Erneut wurde ein Urteil des Amtsgerichts aufgehoben. Ein Amtsgericht im Saarland hatte gegen den Betroffenen wegen fahrlässiger Überschreitung der zulässigen Höchstgeschwindigkeit ein Bußgeld von 120 € sowie ein Fahrverbot von einem Monat verhängt. Das OLG Saarbrücken hat auf die Rechtsbeschwerde des Betroffenen das Urteil des Amtsgerichts aufgehoben und die Sache zurückverwiesen.
Was war passiert? Der Amtsrichter hat einen Fehler gemacht. Die Entscheidungsgründe eines Bußgeldurteils müssen, genauso wie die eines Strafurteils, so beschaffen sein, dass dem Rechtsbeschwerdegericht die richtige Rechtsanwendung möglich wird.
Vorliegend fehlte aber eine zumindest gestraffte Darstellung der Einlassung des Betroffenen in den Urteilsgründen. Weiterhin muss eine Beweiswürdigung, sofern sie denn stattgefunden hat, sich ebenfalls in den Urteilsgründen finden. Diese Beweiswürdigung muss sich mit den tragenden Beweismitteln und deren Ergebnissen auseinandersetzen. Befolgt der Amtsrichter – wie im vorliegenden Fall – dies nicht, begründet dies auch im Bußgeldverfahren einen sachlich-rechtlichen Mangel des Urteils. Hinsichtlich der Einlassung des Betroffenen (der Verteidiger wird für diesen in der Regel Beweisanträge stellen) gilt folgendes. Das Rechtsbeschwerdegericht muss in den Stand versetzt werden, die Urteilsgründe zu überprüfen. Und zwar auf Lücken, Unklarheiten, Widersprüche sowie auf Verstöße gegen Denkgesetze und gesicherte Erfahrungssätze.
Weiterhin gilt: die den Tatsachenfeststellungen zu Grunde liegende Beweiswürdigung muss daher im Regelfall erkennen lassen, ob und wie sich der Betroffene eingelassen (erklärt) hat, welche Anträge der Verteidiger gestellt hat, und muss auch konkrete Ausführungen enthalten, ob und warum der Richter die Einlassung für richtig oder falsch hält. Schweigt der Betroffene oder bestreitet die Tat, müssen die Urteilsgründe die tragenden Beweismittel wiedergeben. Auch müssen die Amtsrichter sich mit diesen auseinandersetzen. Das Fehlen einer zumindest gestraften Darstellung, von Einlassungen des Betroffenen und gegebenenfalls der Beweiswürdigung, die das Urteil mit tragen, führt daher zur Fehlerhaftigkeit des Urteils.

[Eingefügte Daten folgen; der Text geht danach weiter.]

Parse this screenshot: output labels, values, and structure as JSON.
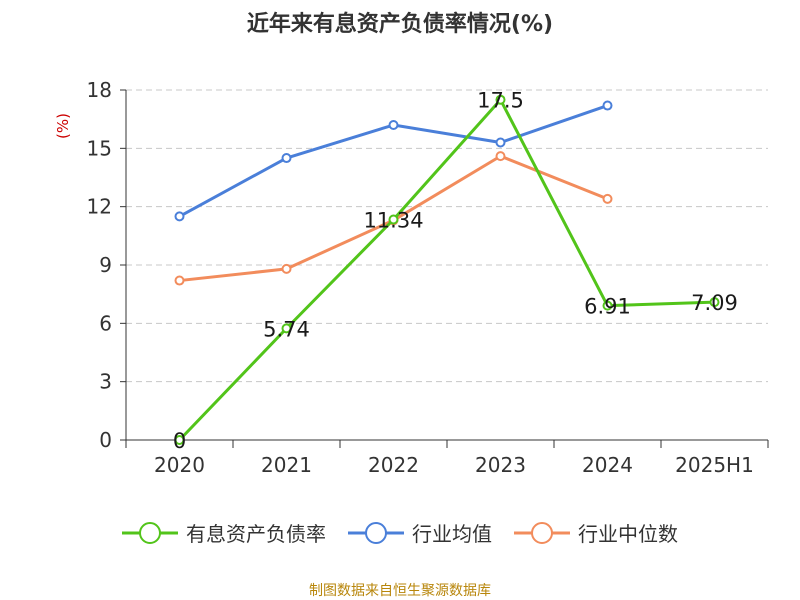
{
  "title": "近年来有息资产负债率情况(%)",
  "source": "制图数据来自恒生聚源数据库",
  "chart_data": {
    "type": "line",
    "categories": [
      "2020",
      "2021",
      "2022",
      "2023",
      "2024",
      "2025H1"
    ],
    "ylabel": "(%)",
    "ylim": [
      0,
      18
    ],
    "yticks": [
      0,
      3,
      6,
      9,
      12,
      15,
      18
    ],
    "grid": true,
    "legend_position": "bottom",
    "series": [
      {
        "name": "有息资产负债率",
        "color": "#52c41a",
        "values": [
          0,
          5.74,
          11.34,
          17.5,
          6.91,
          7.09
        ],
        "data_labels": [
          "0",
          "5.74",
          "11.34",
          "17.5",
          "6.91",
          "7.09"
        ]
      },
      {
        "name": "行业均值",
        "color": "#4a7fd9",
        "values": [
          11.5,
          14.5,
          16.2,
          15.3,
          17.2,
          null
        ]
      },
      {
        "name": "行业中位数",
        "color": "#f28c5c",
        "values": [
          8.2,
          8.8,
          11.3,
          14.6,
          12.4,
          null
        ]
      }
    ]
  }
}
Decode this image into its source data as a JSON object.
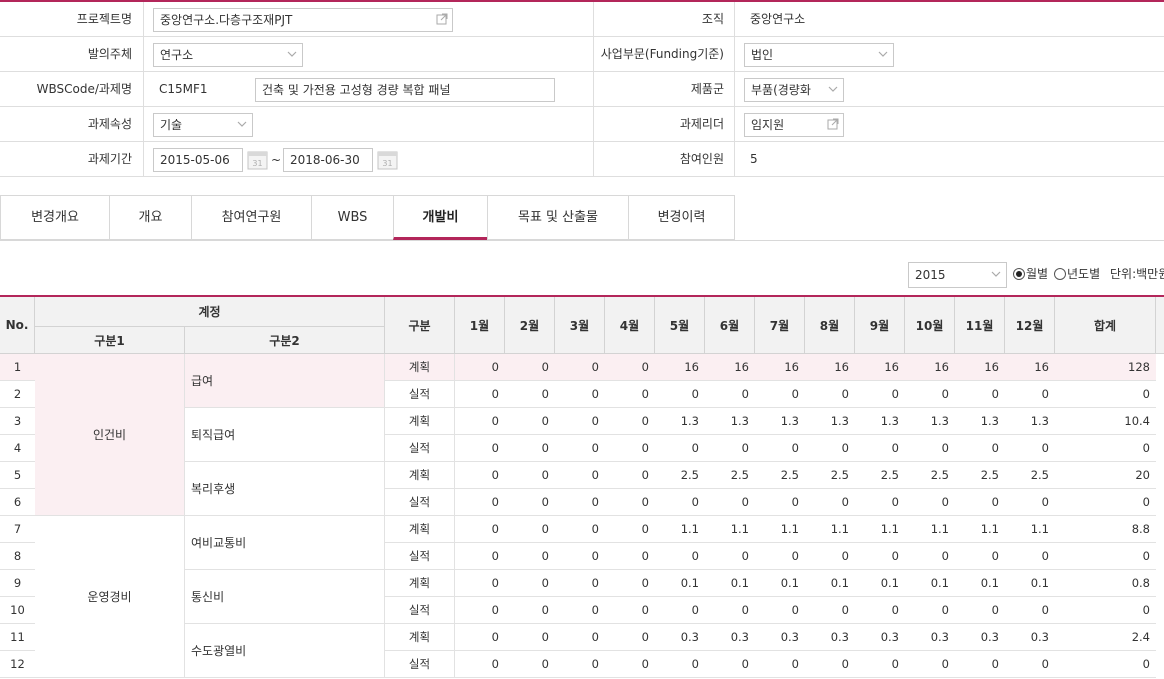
{
  "form": {
    "project_name_label": "프로젝트명",
    "project_name_value": "중앙연구소.다층구조재PJT",
    "org_label": "조직",
    "org_value": "중앙연구소",
    "issuer_label": "발의주체",
    "issuer_value": "연구소",
    "business_label": "사업부문(Funding기준)",
    "business_value": "법인",
    "wbs_label": "WBSCode/과제명",
    "wbs_code": "C15MF1",
    "task_name": "건축 및 가전용 고성형 경량 복합 패널",
    "product_group_label": "제품군",
    "product_group_value": "부품(경량화",
    "attribute_label": "과제속성",
    "attribute_value": "기술",
    "leader_label": "과제리더",
    "leader_value": "임지원",
    "period_label": "과제기간",
    "period_start": "2015-05-06",
    "period_sep": "~",
    "period_end": "2018-06-30",
    "participants_label": "참여인원",
    "participants_value": "5",
    "calendar_day": "31"
  },
  "tabs": [
    "변경개요",
    "개요",
    "참여연구원",
    "WBS",
    "개발비",
    "목표 및 산출물",
    "변경이력"
  ],
  "active_tab": "개발비",
  "filter": {
    "year": "2015",
    "monthly_label": "월별",
    "yearly_label": "년도별",
    "unit_label": "단위:백만원"
  },
  "grid": {
    "headers": {
      "no": "No.",
      "account": "계정",
      "cat1": "구분1",
      "cat2": "구분2",
      "type": "구분",
      "months": [
        "1월",
        "2월",
        "3월",
        "4월",
        "5월",
        "6월",
        "7월",
        "8월",
        "9월",
        "10월",
        "11월",
        "12월"
      ],
      "total": "합계"
    },
    "group1": [
      {
        "label": "인건비",
        "rows": 6
      },
      {
        "label": "운영경비",
        "rows": 6
      }
    ],
    "group2": [
      {
        "label": "급여",
        "rows": 2
      },
      {
        "label": "퇴직급여",
        "rows": 2
      },
      {
        "label": "복리후생",
        "rows": 2
      },
      {
        "label": "여비교통비",
        "rows": 2
      },
      {
        "label": "통신비",
        "rows": 2
      },
      {
        "label": "수도광열비",
        "rows": 2
      }
    ],
    "rows": [
      {
        "no": "1",
        "type": "계획",
        "m": [
          "0",
          "0",
          "0",
          "0",
          "16",
          "16",
          "16",
          "16",
          "16",
          "16",
          "16",
          "16"
        ],
        "total": "128"
      },
      {
        "no": "2",
        "type": "실적",
        "m": [
          "0",
          "0",
          "0",
          "0",
          "0",
          "0",
          "0",
          "0",
          "0",
          "0",
          "0",
          "0"
        ],
        "total": "0"
      },
      {
        "no": "3",
        "type": "계획",
        "m": [
          "0",
          "0",
          "0",
          "0",
          "1.3",
          "1.3",
          "1.3",
          "1.3",
          "1.3",
          "1.3",
          "1.3",
          "1.3"
        ],
        "total": "10.4"
      },
      {
        "no": "4",
        "type": "실적",
        "m": [
          "0",
          "0",
          "0",
          "0",
          "0",
          "0",
          "0",
          "0",
          "0",
          "0",
          "0",
          "0"
        ],
        "total": "0"
      },
      {
        "no": "5",
        "type": "계획",
        "m": [
          "0",
          "0",
          "0",
          "0",
          "2.5",
          "2.5",
          "2.5",
          "2.5",
          "2.5",
          "2.5",
          "2.5",
          "2.5"
        ],
        "total": "20"
      },
      {
        "no": "6",
        "type": "실적",
        "m": [
          "0",
          "0",
          "0",
          "0",
          "0",
          "0",
          "0",
          "0",
          "0",
          "0",
          "0",
          "0"
        ],
        "total": "0"
      },
      {
        "no": "7",
        "type": "계획",
        "m": [
          "0",
          "0",
          "0",
          "0",
          "1.1",
          "1.1",
          "1.1",
          "1.1",
          "1.1",
          "1.1",
          "1.1",
          "1.1"
        ],
        "total": "8.8"
      },
      {
        "no": "8",
        "type": "실적",
        "m": [
          "0",
          "0",
          "0",
          "0",
          "0",
          "0",
          "0",
          "0",
          "0",
          "0",
          "0",
          "0"
        ],
        "total": "0"
      },
      {
        "no": "9",
        "type": "계획",
        "m": [
          "0",
          "0",
          "0",
          "0",
          "0.1",
          "0.1",
          "0.1",
          "0.1",
          "0.1",
          "0.1",
          "0.1",
          "0.1"
        ],
        "total": "0.8"
      },
      {
        "no": "10",
        "type": "실적",
        "m": [
          "0",
          "0",
          "0",
          "0",
          "0",
          "0",
          "0",
          "0",
          "0",
          "0",
          "0",
          "0"
        ],
        "total": "0"
      },
      {
        "no": "11",
        "type": "계획",
        "m": [
          "0",
          "0",
          "0",
          "0",
          "0.3",
          "0.3",
          "0.3",
          "0.3",
          "0.3",
          "0.3",
          "0.3",
          "0.3"
        ],
        "total": "2.4"
      },
      {
        "no": "12",
        "type": "실적",
        "m": [
          "0",
          "0",
          "0",
          "0",
          "0",
          "0",
          "0",
          "0",
          "0",
          "0",
          "0",
          "0"
        ],
        "total": "0"
      }
    ]
  },
  "colors": {
    "accent": "#b3265a",
    "highlight_row": "#fbeff2",
    "header_bg": "#f2f2f2"
  }
}
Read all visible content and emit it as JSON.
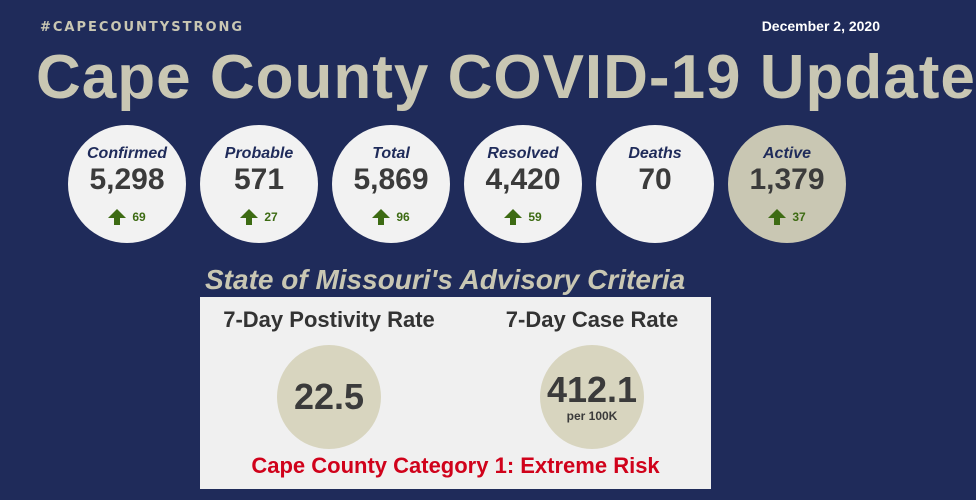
{
  "header": {
    "hashtag": "#CAPECOUNTYSTRONG",
    "date": "December 2, 2020",
    "title": "Cape County COVID-19 Update"
  },
  "stats": [
    {
      "label": "Confirmed",
      "value": "5,298",
      "delta": "69"
    },
    {
      "label": "Probable",
      "value": "571",
      "delta": "27"
    },
    {
      "label": "Total",
      "value": "5,869",
      "delta": "96"
    },
    {
      "label": "Resolved",
      "value": "4,420",
      "delta": "59"
    },
    {
      "label": "Deaths",
      "value": "70",
      "delta": ""
    },
    {
      "label": "Active",
      "value": "1,379",
      "delta": "37"
    }
  ],
  "advisory": {
    "title": "State of Missouri's Advisory Criteria",
    "positivity_label": "7-Day Postivity Rate",
    "positivity_value": "22.5",
    "case_rate_label": "7-Day Case Rate",
    "case_rate_value": "412.1",
    "case_rate_unit": "per 100K",
    "risk_text": "Cape County Category 1: Extreme Risk"
  },
  "colors": {
    "background": "#1f2b5a",
    "accent": "#c9c7b3",
    "up_arrow": "#3d6b13",
    "risk": "#d0021b"
  },
  "icons": {
    "delta_icon": "up-arrow-icon"
  }
}
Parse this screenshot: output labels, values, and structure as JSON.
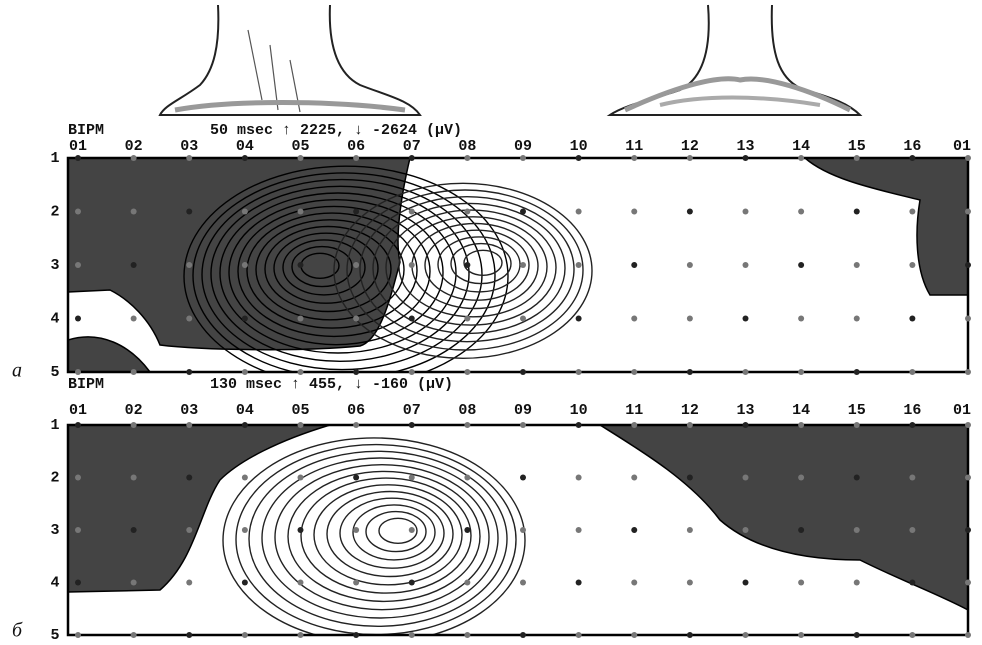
{
  "panels": [
    {
      "letter": "а",
      "label": "BIPM",
      "info": "50 msec ↑  2225, ↓ -2624 (µV)",
      "columns": [
        "01",
        "02",
        "03",
        "04",
        "05",
        "06",
        "07",
        "08",
        "09",
        "10",
        "11",
        "12",
        "13",
        "14",
        "15",
        "16",
        "01"
      ],
      "rows": [
        "1",
        "2",
        "3",
        "4",
        "5"
      ]
    },
    {
      "letter": "б",
      "label": "BIPM",
      "info": "130 msec ↑  455, ↓ -160 (µV)",
      "columns": [
        "01",
        "02",
        "03",
        "04",
        "05",
        "06",
        "07",
        "08",
        "09",
        "10",
        "11",
        "12",
        "13",
        "14",
        "15",
        "16",
        "01"
      ],
      "rows": [
        "1",
        "2",
        "3",
        "4",
        "5"
      ]
    }
  ]
}
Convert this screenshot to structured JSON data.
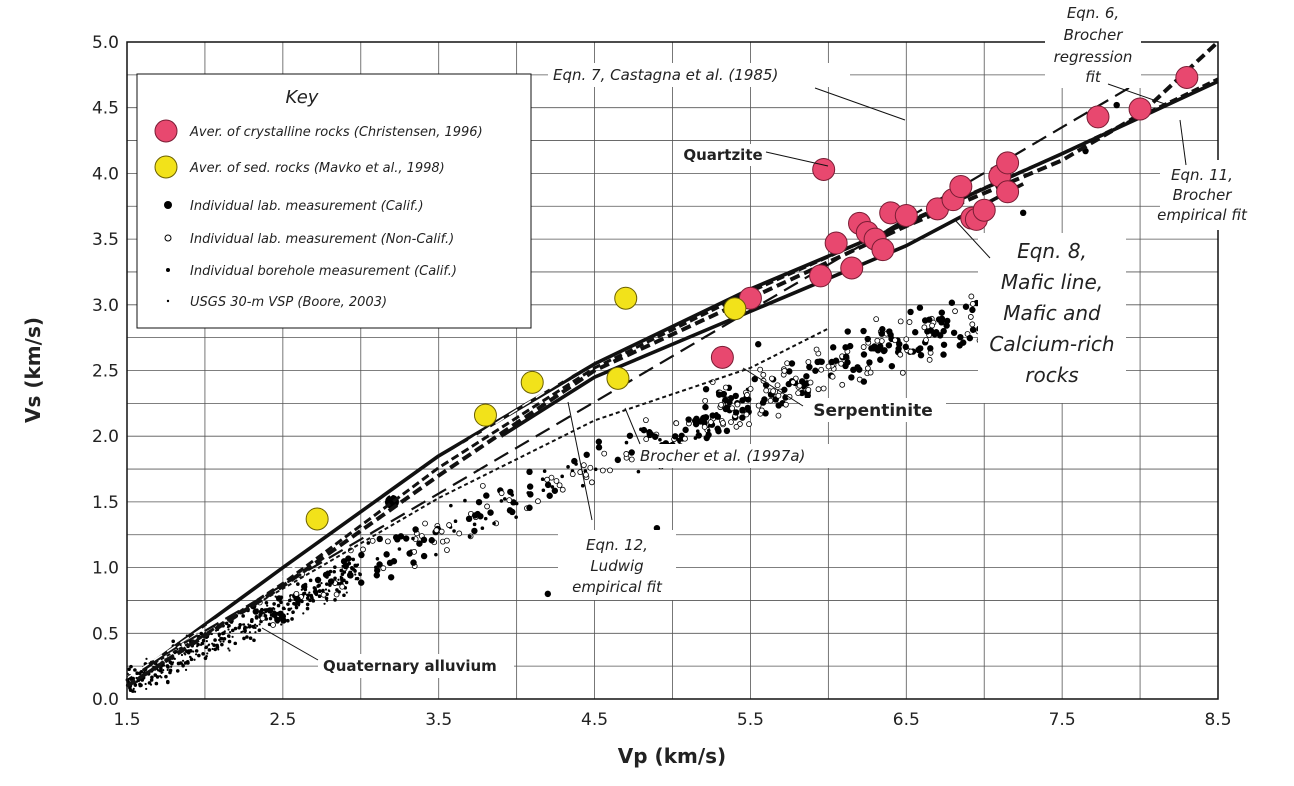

Vorliegend ließ sich aus den Gründen des Urteils zwar entnehmen, „dass sich der Betroffene eingelassen“ hat. Nicht mitgeteilt wurde aber der Inhalt dieser Einlassung. Nun hätten aber die Einwände des Betroffenen gegen die Geschwindigkeitsmessung zumindest in gestraffter Form dargestellt werden müssen. Hier ließen die Gründe des Urteils jegliche Ausführungen dazu vermissen, wie sich der Betroffene denn nun eingelassen hat. So geht es eben nicht.
Das angefochtene Urteil war daher mit den zugrunde liegenden Feststellungen aufzuheben (§ 353 StPO in mit § 79 Abs. 3 OWiG (Ordnungswidrigkeitengesetz). Die Sache war daher zur erneuten Verhandlung und Entscheidung an das Amtsgericht zurückzuverweisen, wobei der Senat – sehr interessant – von der Möglichkeit der Zurückweisung der Sache an eine ANDERE ABTEILUNG des Amtsgerichts Gebrauch gemacht hat (§ 79 Abs. 6 Ordnungswidrigkeitengesetz). Der Grund für diese Zurückweisung eine andere Abteilung des Amtsgerichts war, dass die Richter des OLG offenbar befürchteten, der zunächst am Amtsgericht zuständige Richter wäre, sei es aus Uneinsichtigkeit, sei es aus Unkenntnis, auch im „zweiten Anlauf“ nicht imstande oder bereit, eine zutreffende Rechtsanwendung vorzunehmen.
Wie man sieht, ist Bußgeldverfahren eine gut geführte Verteidigung oftmals imstande, die Aufhebung von Entscheidungen des Amtsgerichts herbeizuführen. Lassen Sie sich nicht alles gefallen!